Mikhail Lifshitz

The Soviet philosopher and critic Mikhail Lifshitz would not seem, at first glance, the most obvious subject for an exhibition at a museum of contemporary art. Sometimes described as a Marxist conservative, Lifshitz spent the early 1920s as a student and then a lecturer at Vkhutemas, the state art school, only to reject the avant-garde that flourished there in favor of a return to classicism. Branded a “right-wing deviant” at the school, he took up a post as a researcher at Moscow’s Marx-Engels Institute in 1929 alongside György Lukács and spent much of the 1930s working to prove that a coherent aesthetic theoryconveniently, one that justified his anti-modernist viewscould be found in the writings of Marx himself. Though Lifshitz survived the Stalinist purges of the late 1930s more or less unscathed, his work was interrupted by the outbreak of war, and when he returned home from the front after volunteering for military service, the virulent anti-Semitic campaigns of the postwar years forced him into relative isolation until Stalin’s death. In the 1960s, Lifshitz returned to public life with a series of polemical essays, collected in his 1968 book The Crisis of Ugliness, that critiqued modernist art from Cubism to Pop, and especially its embrace as an emblem of democratic freedom by progressive members of the post-Thaw Soviet intelligentsia.
Conceived by the artists Dmitry Gutov and David Riff, “If Our Soup Can Could Speak: Mikhail Lifshitz and the Soviet Sixties” took the fiftieth anniversary of The Crisis of Ugliness (newly translated into English by Riff) as an opportunity to retrieve Lifshitz’s contributions to Soviet intellectual culture from obscurity. Positioning Lifshitz as an “untimely” figure, perpetually out of step with the prevailing currents of the day, Gutov and Riff emphasized the gulf between the knee-jerk anti-modernism of party ideologues and Lifshitz’s immanent critique, developed through what they describe as a deep understanding of modernism’s inner logic and fundamental contradictions.
While the exhibition reflected the curators’ intimacy with Lifshitz’s archives, including an extensive array of manuscripts, notebooks, photographs, and correspondence, alongside a handful of artworks discussed therein, this archival display was far from conventional. Instead, Gutov and Riff brought the archive to life by presenting these materials in a sequence of thematic mise-en-scènes.

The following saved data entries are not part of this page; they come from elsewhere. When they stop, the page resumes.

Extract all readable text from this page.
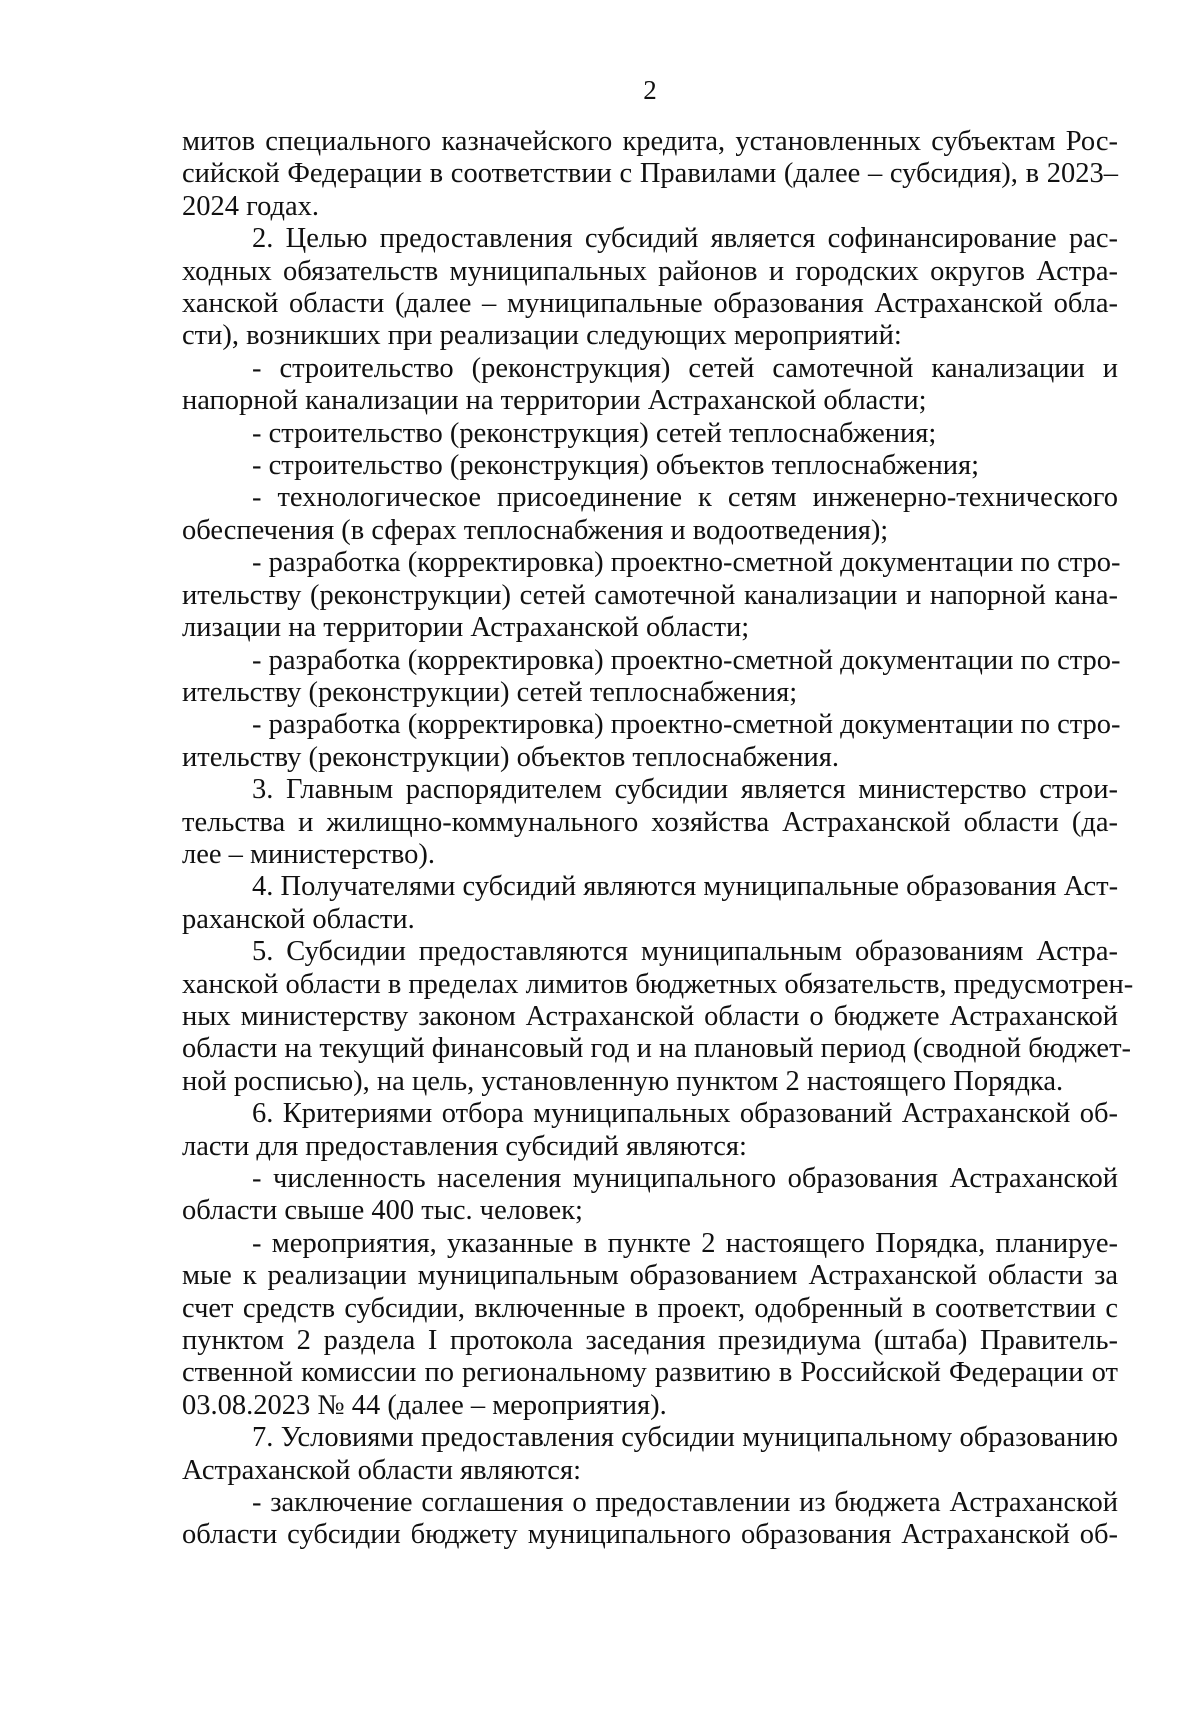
2
митов специального казначейского кредита, установленных субъектам Рос-
сийской Федерации в соответствии с Правилами (далее – субсидия), в 2023–
2024 годах.
2. Целью предоставления субсидий является софинансирование рас-
ходных обязательств муниципальных районов и городских округов Астра-
ханской области (далее – муниципальные образования Астраханской обла-
сти), возникших при реализации следующих мероприятий:
- строительство (реконструкция) сетей самотечной канализации и
напорной канализации на территории Астраханской области;
- строительство (реконструкция) сетей теплоснабжения;
- строительство (реконструкция) объектов теплоснабжения;
- технологическое присоединение к сетям инженерно-технического
обеспечения (в сферах теплоснабжения и водоотведения);
- разработка (корректировка) проектно-сметной документации по стро-
ительству (реконструкции) сетей самотечной канализации и напорной кана-
лизации на территории Астраханской области;
- разработка (корректировка) проектно-сметной документации по стро-
ительству (реконструкции) сетей теплоснабжения;
- разработка (корректировка) проектно-сметной документации по стро-
ительству (реконструкции) объектов теплоснабжения.
3. Главным распорядителем субсидии является министерство строи-
тельства и жилищно-коммунального хозяйства Астраханской области (да-
лее – министерство).
4. Получателями субсидий являются муниципальные образования Аст-
раханской области.
5. Субсидии предоставляются муниципальным образованиям Астра-
ханской области в пределах лимитов бюджетных обязательств, предусмотрен-
ных министерству законом Астраханской области о бюджете Астраханской
области на текущий финансовый год и на плановый период (сводной бюджет-
ной росписью), на цель, установленную пунктом 2 настоящего Порядка.
6. Критериями отбора муниципальных образований Астраханской об-
ласти для предоставления субсидий являются:
- численность населения муниципального образования Астраханской
области свыше 400 тыс. человек;
- мероприятия, указанные в пункте 2 настоящего Порядка, планируе-
мые к реализации муниципальным образованием Астраханской области за
счет средств субсидии, включенные в проект, одобренный в соответствии с
пунктом 2 раздела I протокола заседания президиума (штаба) Правитель-
ственной комиссии по региональному развитию в Российской Федерации от
03.08.2023 № 44 (далее – мероприятия).
7. Условиями предоставления субсидии муниципальному образованию
Астраханской области являются:
- заключение соглашения о предоставлении из бюджета Астраханской
области субсидии бюджету муниципального образования Астраханской об-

Several rooms were reconstructions of places where Lifshitz worked: The exhibition opened with the spare gray bedroom of his 1950s communal apartment, then moved nonchronologically through the reading room of the Marx-Engels Institute, a Vkhutemas classroom, and the editorial office of the newspaper Literaturnaya Gazeta, where he first published his 1966 manifesto “Why Am I Not a Modernist?”
Other spaces were devoted to the subjects of his texts. One re-created the interior of the Maison Cubiste from the 1912 Salon d’Automne, replacing the original canvases with enlarged prints of the low-quality, black-and-white reproductions from The Crisis of Ugliness. Another displayed (real) works by Andy Warhol and Roy Lichtenstein in an approximation of Warhol’s Factory, replete with aluminum-lined walls and a Velvet Underground soundtrack. In a comically literal twist, two Campbell’s soup cans outfitted with speakers repeated a dialogue from Lifshitz’s essay on Pop. A space dedicated to Lifshitz’s late text “On the Right Path” (1976) imagined a cluttered Brezhnev-era artist’s studio with 1970s socialist-realist canvases hanging on the walls. Part period room, part imaginative projection, these reconstructed environments, each assembled with a staggering attention to detail, were impressive in themselves. But they were more than just spectacle: Visitors were invited to sit on the carefully replicated furnishings and read the Soviet-era periodicals and books on politics, art, and aesthetics. In the enigmatic final room (a near-empty white cube), a quote from Lifshitz on the wall hinted at the polemical thread running through Gutov and Riff’s project, the proposition that Lifshitz’s dialectical method might offer a way forward for contemporary art today: IT COULD BE THAT THIS SAD EXPERIENCE IS SOMETHING ART REQUIRES BEFORE THE TRANSITION TO A NEW SOCIAL CONTENT CAN CLEARLY BRING THE OLD FORMS BACK TO LIFE.